Обычно в доме от трех до десяти комнат, расположенных в ряд, чаще всего четыре: помещение при входе, где принимают посетителей и где обычно располагается алтарь любимого божества; центральный зал, где происходят и самые важные, и повседневные события; кухня с отверстием для выхода дыма, хотя иногда она находится не в доме, чтобы уберечься от пожаров, и спальня, в которой разложены циновки, а в самых богатых домах стоят кровати, плетеные из ивовых прутьев или сделанные из всячески украшенного дерева, основаниями которых служат свернутый в рулоны папирус, пенька или веревка. Использовались подушки, набитые утиными перьями, правда только в прохладные ночи, а в основном в ход шли деревянные инкрустированные изголовья.
Дома, как правило, одноэтажные, с узкими оконными проемами, расположенными как можно выше, чтобы проходил свет, но не жар. Имеются также терраса и погреб, в котором хранят добро, и печь из огнеупорного кирпича – ее топят сухим навозом, смешанным с соломой, который хорошо и долго горит, не распространяя дурного запаха, – и, наконец, каменный колодец с водой.
У самых богатых есть просторные патио с водоемом, в котором плавают рыбы, а вокруг него растут сикоморы, финиковые пальмы и акации.
Крыша дома обычно плоская, а пол земляной, утрамбованный, ниже уровня улицы, с глубокой ямой, куда ставят жаровню, чтобы согреться в зимнюю ночь.
Фасады белят, а внутри богатые дома расписываются сценками повседневной жизни, охоты, рыбалки и картинами природы.
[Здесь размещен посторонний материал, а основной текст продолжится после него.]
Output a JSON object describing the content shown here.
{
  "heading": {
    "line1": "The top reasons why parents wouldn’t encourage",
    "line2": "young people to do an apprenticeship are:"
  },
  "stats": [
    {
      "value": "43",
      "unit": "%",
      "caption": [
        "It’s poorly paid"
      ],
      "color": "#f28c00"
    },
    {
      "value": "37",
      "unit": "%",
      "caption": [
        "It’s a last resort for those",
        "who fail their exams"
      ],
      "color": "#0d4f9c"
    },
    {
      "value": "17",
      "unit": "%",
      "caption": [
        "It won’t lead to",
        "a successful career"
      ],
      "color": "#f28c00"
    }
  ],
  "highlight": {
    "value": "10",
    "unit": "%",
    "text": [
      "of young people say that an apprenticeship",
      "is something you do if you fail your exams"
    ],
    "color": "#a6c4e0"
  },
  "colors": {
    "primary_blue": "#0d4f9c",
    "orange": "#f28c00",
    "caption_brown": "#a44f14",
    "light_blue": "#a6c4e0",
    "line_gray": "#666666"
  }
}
Ночью самые обеспеченные зажигают свечи или маленькие терракотовые светильники. В них горит оливковое масло или масло из клещевины, в которое добавляют соль, чтобы не было дыма, с фитилями из папируса, льна или пеньки, хотя светильники применяются не везде, поскольку ночью обычно все спят.
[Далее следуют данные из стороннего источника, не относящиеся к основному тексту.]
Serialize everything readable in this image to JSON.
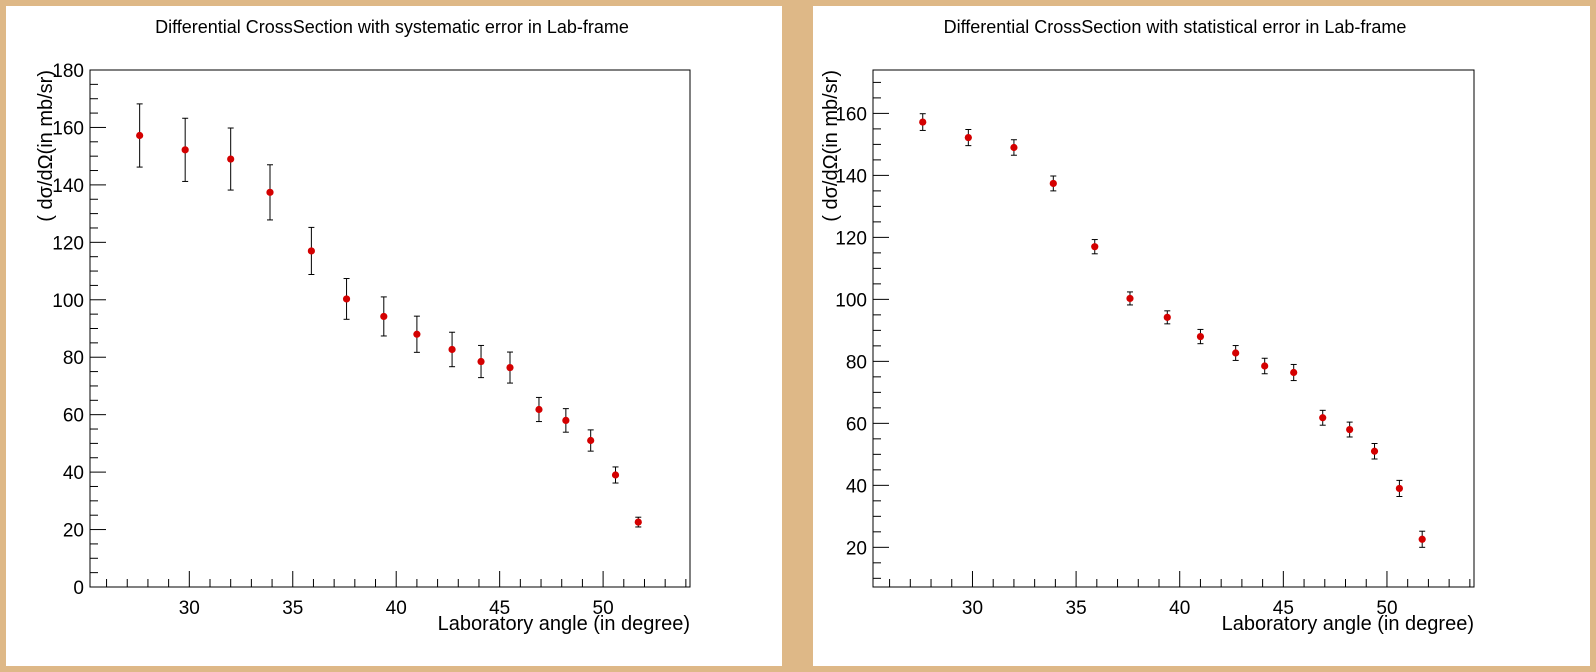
{
  "colors": {
    "background": "#deb887",
    "panel": "#ffffff",
    "marker": "#d40000",
    "axis": "#000000"
  },
  "chart_data": [
    {
      "type": "scatter",
      "title": "Differential CrossSection with systematic error in Lab-frame",
      "xlabel": "Laboratory angle (in degree)",
      "ylabel": "( dσ/dΩ(in mb/sr)",
      "xlim": [
        25.2,
        54.2
      ],
      "ylim": [
        0,
        180
      ],
      "x_ticks": [
        30,
        35,
        40,
        45,
        50
      ],
      "y_ticks": [
        0,
        20,
        40,
        60,
        80,
        100,
        120,
        140,
        160,
        180
      ],
      "x_tick_labels": [
        "30",
        "35",
        "40",
        "45",
        "50"
      ],
      "y_tick_labels": [
        "0",
        "20",
        "40",
        "60",
        "80",
        "100",
        "120",
        "140",
        "160",
        "180"
      ],
      "grid": false,
      "points": [
        {
          "x": 27.6,
          "y": 157.2,
          "err": 11.0
        },
        {
          "x": 29.8,
          "y": 152.2,
          "err": 11.0
        },
        {
          "x": 32.0,
          "y": 149.0,
          "err": 10.8
        },
        {
          "x": 33.9,
          "y": 137.4,
          "err": 9.6
        },
        {
          "x": 35.9,
          "y": 117.0,
          "err": 8.2
        },
        {
          "x": 37.6,
          "y": 100.3,
          "err": 7.1
        },
        {
          "x": 39.4,
          "y": 94.2,
          "err": 6.8
        },
        {
          "x": 41.0,
          "y": 88.0,
          "err": 6.3
        },
        {
          "x": 42.7,
          "y": 82.7,
          "err": 6.0
        },
        {
          "x": 44.1,
          "y": 78.5,
          "err": 5.6
        },
        {
          "x": 45.5,
          "y": 76.4,
          "err": 5.4
        },
        {
          "x": 46.9,
          "y": 61.8,
          "err": 4.2
        },
        {
          "x": 48.2,
          "y": 58.0,
          "err": 4.1
        },
        {
          "x": 49.4,
          "y": 51.0,
          "err": 3.7
        },
        {
          "x": 50.6,
          "y": 39.0,
          "err": 2.8
        },
        {
          "x": 51.7,
          "y": 22.6,
          "err": 1.7
        }
      ]
    },
    {
      "type": "scatter",
      "title": "Differential CrossSection with statistical error in Lab-frame",
      "xlabel": "Laboratory angle (in degree)",
      "ylabel": "( dσ/dΩ(in mb/sr)",
      "xlim": [
        25.2,
        54.2
      ],
      "ylim": [
        7.2,
        174.0
      ],
      "x_ticks": [
        30,
        35,
        40,
        45,
        50
      ],
      "y_ticks": [
        20,
        40,
        60,
        80,
        100,
        120,
        140,
        160
      ],
      "x_tick_labels": [
        "30",
        "35",
        "40",
        "45",
        "50"
      ],
      "y_tick_labels": [
        "20",
        "40",
        "60",
        "80",
        "100",
        "120",
        "140",
        "160"
      ],
      "grid": false,
      "points": [
        {
          "x": 27.6,
          "y": 157.2,
          "err": 2.7
        },
        {
          "x": 29.8,
          "y": 152.2,
          "err": 2.6
        },
        {
          "x": 32.0,
          "y": 149.0,
          "err": 2.5
        },
        {
          "x": 33.9,
          "y": 137.4,
          "err": 2.4
        },
        {
          "x": 35.9,
          "y": 117.0,
          "err": 2.3
        },
        {
          "x": 37.6,
          "y": 100.3,
          "err": 2.1
        },
        {
          "x": 39.4,
          "y": 94.2,
          "err": 2.1
        },
        {
          "x": 41.0,
          "y": 88.0,
          "err": 2.3
        },
        {
          "x": 42.7,
          "y": 82.7,
          "err": 2.4
        },
        {
          "x": 44.1,
          "y": 78.5,
          "err": 2.5
        },
        {
          "x": 45.5,
          "y": 76.4,
          "err": 2.6
        },
        {
          "x": 46.9,
          "y": 61.8,
          "err": 2.4
        },
        {
          "x": 48.2,
          "y": 58.0,
          "err": 2.4
        },
        {
          "x": 49.4,
          "y": 51.0,
          "err": 2.5
        },
        {
          "x": 50.6,
          "y": 39.0,
          "err": 2.6
        },
        {
          "x": 51.7,
          "y": 22.6,
          "err": 2.6
        }
      ]
    }
  ]
}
В комнатах Усермонта я обнаружил массу свитков, циновки и примитивную мебель, в основном сундуки. Кухня блистала чистотой, потому что бóльшую часть самой простой еды ему приносили готовой из своих домов его друзья-слуги. Меня это беспокоило, ведь через столько рук было легко подсыпать яд в еду или питье, а Усермонт съест любое блюдо, какое принесут ему эти люди.
Я молча восхищался своим другом. Здесь нужна была большая смелость, причем совсем иного рода, чем смелость сражаться на поле боя, потому что там требовалось отказаться от человека в себе в пользу зверя, который живет в каждом из нас. Его же смелость была плодом раздумий. И, несомненно, эта смелость была более достойной. Если бы я перед сражением раздумывал, то, наверное, побежал бы в другую сторону.
В доме Усермонта не было настенных росписей, и белые стены как бы говорили о его бесхитростной и чистой душе. Это была жизнь без роскоши и даже без особых удобств, но доставляющая радость.
Я понял, почему он выслушивал нудную речь той женщины, – потому что уважал ее, хотя, смущаясь, сознался мне, что на следующий день потребовал, чтобы она рассказывала судье что-то серьезное или молчала бы, потому что время судьи ценится дорого, а самого его следует уважать.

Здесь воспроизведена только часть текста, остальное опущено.